My thoughts on Bill:
1) He is an inspiring person who, as an alienated and lost high school kid, had the good fortune to find something that engages him (making ceramics) and a good teacher who became his mentor and friend. Someone believed in him and treated him with respect, dignity and kindness. Also, the availability of a ceramics programs saved him. It is troubling to see arts programs being eliminated as frills so that more focus can be on standardized, no child left behind testing. Ironically, elimination of arts and music probably results in many kids being left behind.
2) Bill's vision that poor people in the inner city are able to rise above their circumstances if they are treated with dignity, kindness, enthusiasm and hope for the future works. His training centers are filled with flowers, sunlight, beautiful music and an elegant nurturing decor (world class environment = world class behavior). The fountain in the courtyard communicates life, hope, respect for people and an appreciation for the fact that all humans need to have someone care about them and have an environment that lifts their spirit and enables them to have hope for a better life.

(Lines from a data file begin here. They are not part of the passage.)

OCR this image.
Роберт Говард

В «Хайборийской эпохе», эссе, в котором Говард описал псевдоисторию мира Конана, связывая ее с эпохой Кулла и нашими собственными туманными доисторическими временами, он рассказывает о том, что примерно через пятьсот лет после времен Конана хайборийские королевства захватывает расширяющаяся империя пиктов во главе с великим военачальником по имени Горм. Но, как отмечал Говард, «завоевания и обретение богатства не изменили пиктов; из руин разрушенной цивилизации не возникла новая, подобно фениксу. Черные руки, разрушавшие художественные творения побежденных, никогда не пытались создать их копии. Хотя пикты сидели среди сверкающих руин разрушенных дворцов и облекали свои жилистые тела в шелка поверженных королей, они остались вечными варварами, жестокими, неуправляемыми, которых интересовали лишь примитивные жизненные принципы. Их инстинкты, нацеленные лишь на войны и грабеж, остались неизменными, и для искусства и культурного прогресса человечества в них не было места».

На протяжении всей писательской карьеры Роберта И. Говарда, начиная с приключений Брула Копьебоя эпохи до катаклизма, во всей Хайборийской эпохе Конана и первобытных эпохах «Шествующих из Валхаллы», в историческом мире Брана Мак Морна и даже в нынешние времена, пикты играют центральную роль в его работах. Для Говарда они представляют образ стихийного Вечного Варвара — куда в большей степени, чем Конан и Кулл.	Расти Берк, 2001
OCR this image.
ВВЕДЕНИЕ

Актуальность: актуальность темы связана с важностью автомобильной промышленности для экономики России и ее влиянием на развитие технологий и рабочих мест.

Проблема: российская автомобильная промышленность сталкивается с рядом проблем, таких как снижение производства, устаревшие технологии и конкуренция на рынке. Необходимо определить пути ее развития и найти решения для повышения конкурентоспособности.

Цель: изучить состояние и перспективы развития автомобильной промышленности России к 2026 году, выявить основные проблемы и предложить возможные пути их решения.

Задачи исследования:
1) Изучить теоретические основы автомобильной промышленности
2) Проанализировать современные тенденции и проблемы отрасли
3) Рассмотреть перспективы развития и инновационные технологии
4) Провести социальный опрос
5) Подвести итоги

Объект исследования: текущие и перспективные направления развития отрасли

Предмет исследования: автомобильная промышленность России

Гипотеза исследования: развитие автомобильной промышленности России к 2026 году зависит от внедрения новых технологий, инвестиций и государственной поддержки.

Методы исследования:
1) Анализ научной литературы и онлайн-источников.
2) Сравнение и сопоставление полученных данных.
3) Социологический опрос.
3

3) Bill is a great communicator and so good at persuasive networking. He is also not afraid to ask for what he needs to accomplish his vision of humanistic, nurturing training centers in every city. Think of how many he could reach by using technology enabled social and professional networking. He has accomplished so much already and his presentation is very compelling and persuasive.
4) Bill's vision is about lifting peoples' spirits and building their self confidence to enable them to succeed in training and education. Our public schools often seem to do the opposite - the obsession with testing, grades, curriculum and the lack of a nurturing environment that lifts spirits and build self confidence. No wonder so many students are unengaged, failing, dropping out or graduating "without being able to read the words on their diploma."
5) Bill is a role model for effective leadership. He has accomplished so much despite the odds and has created a model for inner city training centers that works. Our public schools should embrace Bill's vision of how to rescue people from poverty and despair. How do we get large entrenched bureaucratic schools to change in ways that enable success? I think we need to encourage innovative charter schools to break the ineffective, bureaucratic, enormously expensive stranglehold on education in big cites by encouraging and funding alternative schools and training centers.
Finally, lifting peoples' spirits and building self confidence is critically important. It is more important than anything else we do. If someone is unengaged, lacking in confidence and feels a lack of respect or support, success in educational programs is unlikely. Also, the importance of art, flowers, beauty, uplifting music, good healthy food, nurturing environments is evident in the success of students in Bill's training centers. It is shortsighted, counterproductive and troubling to see so many programs in art and music being eliminated as "frills" so there can be more focus on No Child Left Behind testing.
Don't be afraid to live your vision and to ask people to help you. Network with people constantly, use technology to effectively communicate and involve other people in your vision of how to make things better. Don't be afraid to ask people to help you with time, money, expertise or anything else they can offer to support your goals for positive change. We are all in this world together and we need to take care of each other. It sounds cliche, but on a deep level it is true.